Basel, Switzerland
June 14th, 2023 – June 18th, 2023
Mika Tajima’s evocative new installation, You Be My Body For Me (2023), meshes algorithmic structures and material objects within a brutalist mirrored architecture. Using a custom social network analysis algorithm, the installation constructs an intricate lace of evolving human networks, visualized as sequences of optically shifting glass surfaces. Sculptural concrete bases support smart glass panels arranged alongside and between Tajima’s Pranayama rose quartz monolith works, resulting in a monumental encounter that exists on the spectrum between the displacing cacophony of a hall of mirrors and the tranquility of a rock garden . Fusing critical theory, data analysis technology, and diagrams from alternative medicine, viewers of You Be My Body For Me confront reflections of themselves and windows to encounter those around them, multiplied and interconnected, blurring the boundaries of identity and inviting contemplation on the complexities of our mediated existence.

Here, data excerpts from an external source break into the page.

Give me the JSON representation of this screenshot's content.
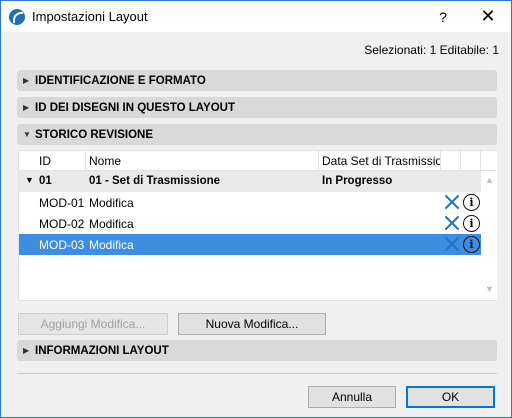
{
  "window": {
    "title": "Impostazioni Layout",
    "help_label": "?",
    "close_label": "✕"
  },
  "selection_info": "Selezionati: 1 Editabile: 1",
  "sections": {
    "identification": "IDENTIFICAZIONE E FORMATO",
    "drawing_ids": "ID DEI DISEGNI IN QUESTO LAYOUT",
    "revision_history": "STORICO REVISIONE",
    "layout_info": "INFORMAZIONI LAYOUT"
  },
  "revision_table": {
    "columns": [
      "ID",
      "Nome",
      "Data Set di Trasmissione"
    ],
    "group": {
      "id": "01",
      "name": "01 - Set di Trasmissione",
      "status": "In Progresso"
    },
    "rows": [
      {
        "id": "MOD-01",
        "name": "Modifica",
        "selected": false
      },
      {
        "id": "MOD-02",
        "name": "Modifica",
        "selected": false
      },
      {
        "id": "MOD-03",
        "name": "Modifica",
        "selected": true
      }
    ]
  },
  "buttons": {
    "add_change": "Aggiungi Modifica...",
    "new_change": "Nuova Modifica...",
    "cancel": "Annulla",
    "ok": "OK"
  },
  "colors": {
    "selection": "#3d8ee0",
    "window_border": "#2b79d6",
    "delete_icon": "#1f72c9"
  }
}
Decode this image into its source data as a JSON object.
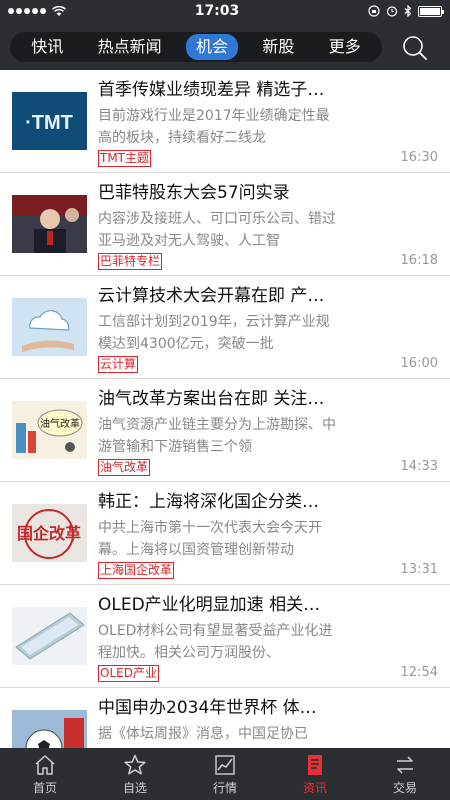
{
  "status": {
    "time": "17:03"
  },
  "tabs": [
    {
      "label": "快讯"
    },
    {
      "label": "热点新闻"
    },
    {
      "label": "机会"
    },
    {
      "label": "新股"
    },
    {
      "label": "更多"
    }
  ],
  "active_tab": "机会",
  "news": [
    {
      "title": "首季传媒业绩现差异 精选子…",
      "summary": "目前游戏行业是2017年业绩确定性最高的板块，持续看好二线龙",
      "tag": "TMT主题",
      "time": "16:30",
      "thumb": "tmt"
    },
    {
      "title": "巴菲特股东大会57问实录",
      "summary": "内容涉及接班人、可口可乐公司、错过亚马逊及对无人驾驶、人工智",
      "tag": "巴菲特专栏",
      "time": "16:18",
      "thumb": "buffett"
    },
    {
      "title": "云计算技术大会开幕在即 产…",
      "summary": "工信部计划到2019年，云计算产业规模达到4300亿元，突破一批",
      "tag": "云计算",
      "time": "16:00",
      "thumb": "cloud"
    },
    {
      "title": "油气改革方案出台在即 关注…",
      "summary": "油气资源产业链主要分为上游勘探、中游管输和下游销售三个领",
      "tag": "油气改革",
      "time": "14:33",
      "thumb": "oil",
      "thumb_text": "油气改革"
    },
    {
      "title": "韩正：上海将深化国企分类…",
      "summary": "中共上海市第十一次代表大会今天开幕。上海将以国资管理创新带动",
      "tag": "上海国企改革",
      "time": "13:31",
      "thumb": "soe",
      "thumb_text": "国企改革"
    },
    {
      "title": "OLED产业化明显加速 相关…",
      "summary": "OLED材料公司有望显著受益产业化进程加快。相关公司万润股份、",
      "tag": "OLED产业",
      "time": "12:54",
      "thumb": "oled"
    },
    {
      "title": "中国申办2034年世界杯 体…",
      "summary": "据《体坛周报》消息，中国足协已",
      "tag": "",
      "time": "",
      "thumb": "football"
    }
  ],
  "bottom_nav": [
    {
      "label": "首页",
      "icon": "home-icon"
    },
    {
      "label": "自选",
      "icon": "star-icon"
    },
    {
      "label": "行情",
      "icon": "chart-icon"
    },
    {
      "label": "资讯",
      "icon": "news-icon"
    },
    {
      "label": "交易",
      "icon": "exchange-icon"
    }
  ],
  "active_bottom": "资讯",
  "colors": {
    "header_bg": "#2b2e33",
    "accent_blue": "#2f78d6",
    "accent_red": "#d9252b"
  }
}
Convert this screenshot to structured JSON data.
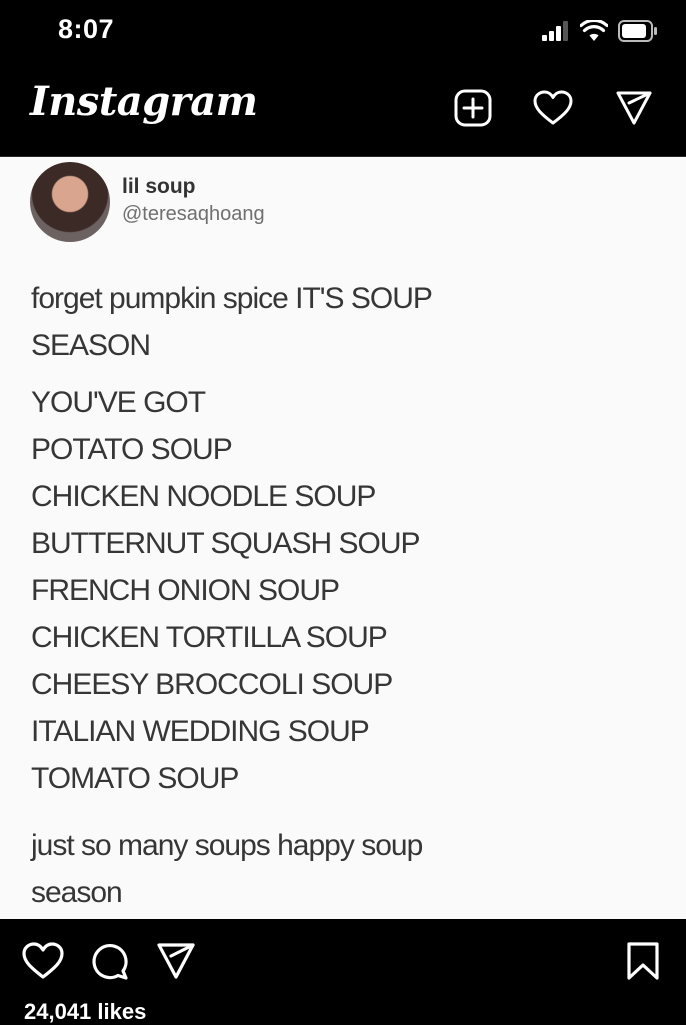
{
  "status_bar": {
    "time": "8:07",
    "icons": [
      "cellular-signal-icon",
      "wifi-icon",
      "battery-icon"
    ]
  },
  "header": {
    "logo_text": "Instagram",
    "icons": [
      "new-post-icon",
      "activity-heart-icon",
      "direct-message-icon"
    ]
  },
  "post": {
    "tweet": {
      "display_name": "lil soup",
      "handle": "@teresaqhoang",
      "intro": "forget pumpkin spice IT'S SOUP SEASON",
      "list": [
        "YOU'VE GOT",
        "POTATO SOUP",
        "CHICKEN NOODLE SOUP",
        "BUTTERNUT SQUASH SOUP",
        "FRENCH ONION SOUP",
        "CHICKEN TORTILLA SOUP",
        "CHEESY BROCCOLI SOUP",
        "ITALIAN WEDDING SOUP",
        "TOMATO SOUP"
      ],
      "outro": "just so many soups happy soup season"
    }
  },
  "actions": {
    "icons": [
      "like-heart-icon",
      "comment-icon",
      "share-icon",
      "save-bookmark-icon"
    ],
    "likes": "24,041 likes"
  },
  "colors": {
    "background": "#000000",
    "post_background": "#fafafa",
    "tweet_text": "#363636",
    "handle_text": "#6f6f6f"
  }
}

Angled to reflect each other and their surroundings, Tajima’s smart panels possess the remarkable ability to alter their translucency through electrical charges across their surfaces. When viewers approach the panels, sensors are triggered prompting a sequence of transparency and opacity in the different panels, corresponding to the multitude of connections in social networks. Amidst an interconnected mesh network, viewers find themselves confronted with fleeting glimpses of their own reflections in the fluctuating glass panels. These moments of self-encounter are paradoxical, as the very same panes that obstruct clear vision offer fragmented images of a detached self, liberated from corporeal confines. The experience is one of simultaneous revelation and obfuscation, as the glass intermittently reveals and conceals the self and one’s surroundings. The algorithm behind this transformative activation is based on those that drive social media platforms, stages for presenting altered or filtered versions of oneself. Juxtaposed with Tajima’s innovative mirror panels are her primordial Pranayama sculptures, ancient geological forms that contrast the immediacy of technology and social media. Unearthed from a Brazilian quarry, Tajima preserves the organic forms of the quartz and punctures them with bronze jet air nozzles mapped onto the quartz according to invisible energy flows of the body in traditional acupuncture. Evoking the historical uses of acupuncture and pneumatic air for healing, these quartz forms embody the balance between the physical and the metaphysical, inviting us to reflect on our own physicality and the profound unknowns of inner life.